Singing Dog also is known as The New Guinea Singing Dog wich looks like a Dingo and have a unique howling style was considered extinct, however, based on the DNA collected by an intrepid and indefatigable field researcher, Scientist and Researchers believed reported on Monday.
According to the analysis published on Proceedings of the National Academy of Sciences, showed that the dogs are not simply common village dogs that decided to try their chances in the wild. The findings not only solve a persistent, though obscure puzzle, but they may also shed light on the complicated and still-emerging picture of dog domestication in Asia and Oceania.
A conservation biologist at Oxford University, Claudio Sillero and the chair of the canid specialist group at the International Union for the Conservation of Nature said that the study confirms the close relatedness between Australian and New Guinea dogs, “the most ancient ‘domestic’ dogs on earth.”James McIntyre, president of the New Guinea Highland Wild Dog Foundation and the researcher whose forays in the field were central to the discovery, first searched for New Guinea Singing Dogs in the forbiddingly rugged highlands of the island, which is split between Indonesia and Papua New Guinea, in 1996.
The inbred population of the Dog are present in the zoos and some are even preferred as exotic pets, however, they remain for a half-century they remained elusive in the wild until 2012 when an ecotourism guide snapped a photo of a wild dog in the highlands of Indonesia’s Papua province. It was the first seen since the 1950s, and Mr McIntyre set to work.
Image Source: Wikimedia
“The locals called them the Highland wild dog,” he said. “The New Guinea Singing Dog was the name developed by Caucasians. Because I didn’t know what they were, I just called them the Highland wild dogs.”

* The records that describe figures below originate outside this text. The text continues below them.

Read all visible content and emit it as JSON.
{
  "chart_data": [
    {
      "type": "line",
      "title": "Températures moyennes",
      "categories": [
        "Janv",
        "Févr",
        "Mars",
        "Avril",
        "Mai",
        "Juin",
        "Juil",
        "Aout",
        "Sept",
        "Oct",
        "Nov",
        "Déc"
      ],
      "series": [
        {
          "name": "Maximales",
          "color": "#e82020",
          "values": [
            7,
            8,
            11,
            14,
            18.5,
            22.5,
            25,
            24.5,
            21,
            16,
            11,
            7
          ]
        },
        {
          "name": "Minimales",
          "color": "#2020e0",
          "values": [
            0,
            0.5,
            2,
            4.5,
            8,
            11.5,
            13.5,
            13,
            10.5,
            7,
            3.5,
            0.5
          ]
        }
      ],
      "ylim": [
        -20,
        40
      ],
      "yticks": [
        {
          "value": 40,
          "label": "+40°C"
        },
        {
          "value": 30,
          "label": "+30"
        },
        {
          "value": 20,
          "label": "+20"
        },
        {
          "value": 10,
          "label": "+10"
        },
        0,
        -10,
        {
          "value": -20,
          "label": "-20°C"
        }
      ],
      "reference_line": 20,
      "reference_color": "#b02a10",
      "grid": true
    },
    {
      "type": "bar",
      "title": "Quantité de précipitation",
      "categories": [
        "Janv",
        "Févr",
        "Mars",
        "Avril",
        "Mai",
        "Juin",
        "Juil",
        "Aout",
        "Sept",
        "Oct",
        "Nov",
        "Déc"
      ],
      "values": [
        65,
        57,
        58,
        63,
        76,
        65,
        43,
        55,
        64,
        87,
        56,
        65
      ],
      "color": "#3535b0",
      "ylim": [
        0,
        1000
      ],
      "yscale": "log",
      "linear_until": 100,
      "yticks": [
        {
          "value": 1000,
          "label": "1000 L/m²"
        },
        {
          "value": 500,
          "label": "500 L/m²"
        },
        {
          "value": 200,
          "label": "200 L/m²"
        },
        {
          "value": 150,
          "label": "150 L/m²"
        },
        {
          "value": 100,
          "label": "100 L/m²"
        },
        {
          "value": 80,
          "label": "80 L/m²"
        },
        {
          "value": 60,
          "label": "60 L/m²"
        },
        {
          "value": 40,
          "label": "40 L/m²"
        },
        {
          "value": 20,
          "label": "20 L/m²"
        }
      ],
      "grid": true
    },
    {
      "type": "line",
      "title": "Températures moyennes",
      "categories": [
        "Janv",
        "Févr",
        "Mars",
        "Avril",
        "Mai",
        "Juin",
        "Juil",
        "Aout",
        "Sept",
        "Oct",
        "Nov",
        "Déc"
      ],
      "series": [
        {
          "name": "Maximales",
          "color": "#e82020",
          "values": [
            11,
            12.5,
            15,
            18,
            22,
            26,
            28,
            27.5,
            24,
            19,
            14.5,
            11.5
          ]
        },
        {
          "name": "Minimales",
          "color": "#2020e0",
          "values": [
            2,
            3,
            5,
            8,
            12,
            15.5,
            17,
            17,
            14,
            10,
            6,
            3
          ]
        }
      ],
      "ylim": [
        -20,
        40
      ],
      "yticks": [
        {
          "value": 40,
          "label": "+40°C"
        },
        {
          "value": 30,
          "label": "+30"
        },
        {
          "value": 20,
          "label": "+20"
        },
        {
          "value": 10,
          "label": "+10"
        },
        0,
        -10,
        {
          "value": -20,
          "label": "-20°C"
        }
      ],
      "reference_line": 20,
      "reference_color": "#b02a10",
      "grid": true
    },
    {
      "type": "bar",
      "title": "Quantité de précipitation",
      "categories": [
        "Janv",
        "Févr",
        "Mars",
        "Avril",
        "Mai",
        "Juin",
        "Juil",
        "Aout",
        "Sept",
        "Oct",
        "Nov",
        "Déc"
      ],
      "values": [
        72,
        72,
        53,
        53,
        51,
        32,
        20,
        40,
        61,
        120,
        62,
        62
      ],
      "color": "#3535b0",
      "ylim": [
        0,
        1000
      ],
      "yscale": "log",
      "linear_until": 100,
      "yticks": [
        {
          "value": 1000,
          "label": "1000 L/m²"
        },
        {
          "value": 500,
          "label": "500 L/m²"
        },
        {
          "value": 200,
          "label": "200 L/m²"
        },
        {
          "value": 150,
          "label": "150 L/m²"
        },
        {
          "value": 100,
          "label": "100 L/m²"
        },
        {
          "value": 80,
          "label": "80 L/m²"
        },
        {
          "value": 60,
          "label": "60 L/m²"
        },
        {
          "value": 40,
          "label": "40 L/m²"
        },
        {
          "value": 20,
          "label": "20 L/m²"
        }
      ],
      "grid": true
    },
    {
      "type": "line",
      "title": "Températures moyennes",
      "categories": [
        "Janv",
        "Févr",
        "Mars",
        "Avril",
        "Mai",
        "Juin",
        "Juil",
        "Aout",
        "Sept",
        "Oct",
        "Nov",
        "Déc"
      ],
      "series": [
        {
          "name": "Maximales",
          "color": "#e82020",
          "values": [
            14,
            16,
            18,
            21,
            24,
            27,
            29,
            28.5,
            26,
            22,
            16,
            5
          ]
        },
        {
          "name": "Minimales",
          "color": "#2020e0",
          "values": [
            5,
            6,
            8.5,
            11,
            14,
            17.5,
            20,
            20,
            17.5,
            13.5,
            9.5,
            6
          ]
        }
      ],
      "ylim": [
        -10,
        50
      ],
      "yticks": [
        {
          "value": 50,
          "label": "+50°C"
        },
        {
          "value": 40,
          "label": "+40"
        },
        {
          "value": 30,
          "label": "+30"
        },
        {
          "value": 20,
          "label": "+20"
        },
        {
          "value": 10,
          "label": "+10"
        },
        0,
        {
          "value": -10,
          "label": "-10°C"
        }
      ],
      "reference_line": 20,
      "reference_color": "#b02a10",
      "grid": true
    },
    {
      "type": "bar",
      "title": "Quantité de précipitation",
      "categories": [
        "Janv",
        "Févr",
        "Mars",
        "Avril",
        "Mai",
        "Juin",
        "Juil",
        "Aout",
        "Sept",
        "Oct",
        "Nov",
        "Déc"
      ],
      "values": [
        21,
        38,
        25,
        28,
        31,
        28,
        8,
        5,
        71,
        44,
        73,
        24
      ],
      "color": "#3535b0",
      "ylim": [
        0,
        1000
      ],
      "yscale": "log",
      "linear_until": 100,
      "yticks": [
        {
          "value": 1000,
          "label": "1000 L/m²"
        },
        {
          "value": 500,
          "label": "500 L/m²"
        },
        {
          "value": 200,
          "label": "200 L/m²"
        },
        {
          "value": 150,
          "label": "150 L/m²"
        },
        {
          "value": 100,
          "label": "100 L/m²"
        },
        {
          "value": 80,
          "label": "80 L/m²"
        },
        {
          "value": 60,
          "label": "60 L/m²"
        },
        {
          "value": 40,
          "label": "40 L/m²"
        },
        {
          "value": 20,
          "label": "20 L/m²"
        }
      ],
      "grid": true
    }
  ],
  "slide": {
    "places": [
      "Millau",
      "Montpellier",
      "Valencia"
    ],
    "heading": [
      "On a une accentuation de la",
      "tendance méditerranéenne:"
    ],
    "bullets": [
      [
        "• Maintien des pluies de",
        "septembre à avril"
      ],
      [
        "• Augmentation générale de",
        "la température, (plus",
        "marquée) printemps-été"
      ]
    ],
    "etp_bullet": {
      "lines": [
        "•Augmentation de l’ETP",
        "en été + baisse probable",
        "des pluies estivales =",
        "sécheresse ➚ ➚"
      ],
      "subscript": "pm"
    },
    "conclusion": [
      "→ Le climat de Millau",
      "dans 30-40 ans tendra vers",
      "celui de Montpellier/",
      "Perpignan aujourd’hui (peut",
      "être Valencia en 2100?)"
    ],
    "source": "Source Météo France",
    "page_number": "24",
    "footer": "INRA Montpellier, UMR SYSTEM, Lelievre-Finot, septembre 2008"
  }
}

After reading all this, one question that arised that whether these singing dogs are really extinct, In 2018, Mr McIntyre went back to Papua and managed to get DNA from two trapped wild dogs, quickly released after biological samples were taken, as well as one other dog that was found dead. He brought the DNA to researchers who concluded that the highland dogs Mr McIntyre found are not village dogs, but appear to belong to the ancestral line from which the singing dogs descended.
“For decades we’ve thought that the New Guinea singing dog is extinct in the wild,” said Heidi G. Parker of the National Institutes of Health, who worked with Suriani Surbakti and other researchers from Indonesia and other countries on analyzing the DNA samples that Mr McIntyre returned.
“They are not extinct,” Dr Parker said. “They actually do still exist in the wild.” Highland dogs match 72 per cent of their genes in common with their captive singing cousins. The 28 per cent difference between the wild and captive varieties may come from some interbreeding with village dogs or from the common ancestor of all the dogs brought to Oceania. The captive, inbred dogs may simply have lost a lot of the variation that the wild dogs have. The New Guinea Singing Dogs are closely related to Australian dingoes and are also related to the Asian dogs that migrated with humans to Oceania 3,500 years ago or more. It may be that the singing dogs split off around then from a common ancestor that later gave rise to breeds like the Akita and Shiba Inu.
“They provide this missing piece that we didn’t really have before,” Dr. Ostrander said.
Laurent Frantz, an evolutionary geneticist at Queen Mary University of London who studies the domestication and evolution of dogs and was not involved in the research, said the paper makes clear “that these populations have been continuous for a long time.”
But exactly when and where the dogs became feral and “what is wild, what is domestic” are still thorny questions, which the new data will help to address.